Perdidos e achados
E por perder-me é que vão me lembrando, por desfolhar-me é que não tenho fim
Terminei de assistir a um seriado na Amazon Prime, “Expatriadas”, que, apesar de não ser brilhante (somente uns dois episódios são excepcionais), deixou-me muito pensativo sobre a angústia de estar perdido nesse mundo, vasto mundo.
Com um pouco de desconforto, lembrei-me que o meu medo mais antigo é ser perdido, deixado de lado, esquecido, condenado a vagar sem rumo por aí em busca de algo que não consigo achar. É um medo que tenho desde criança: tinha a impressão de que, um dia, seria esquecido em algum lugar, e não saberia como voltar para casa.

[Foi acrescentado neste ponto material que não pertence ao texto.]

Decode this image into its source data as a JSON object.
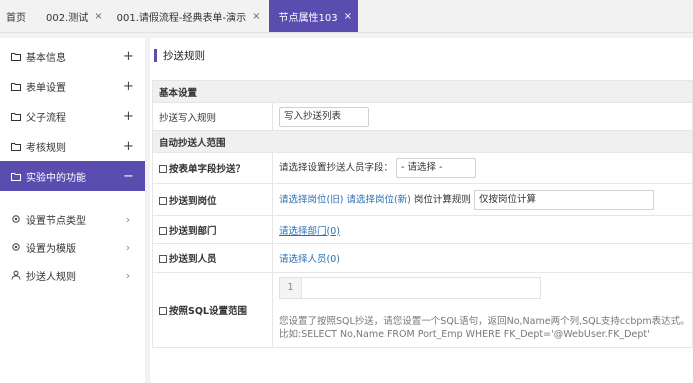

Pior ainda, tinha a impressão de que meus pais não desejariam que eu retornasse; afinal, crianças dão despesas, criam incomodações, ficam doentes e deixam eles mais distantes da liberdade, não seria melhor me descartarem por aí e viverem sem a minha presença? No meu raciocínio lógico infantil, percebia que eles teriam mais vantagens se me perdessem do que continuando comigo. Era tão lógico que me sentia capaz de perdoá-los por tomar essa decisão; tudo bem, pessoal, tenho cinco anos de idade, vocês até que me aguentaram muito.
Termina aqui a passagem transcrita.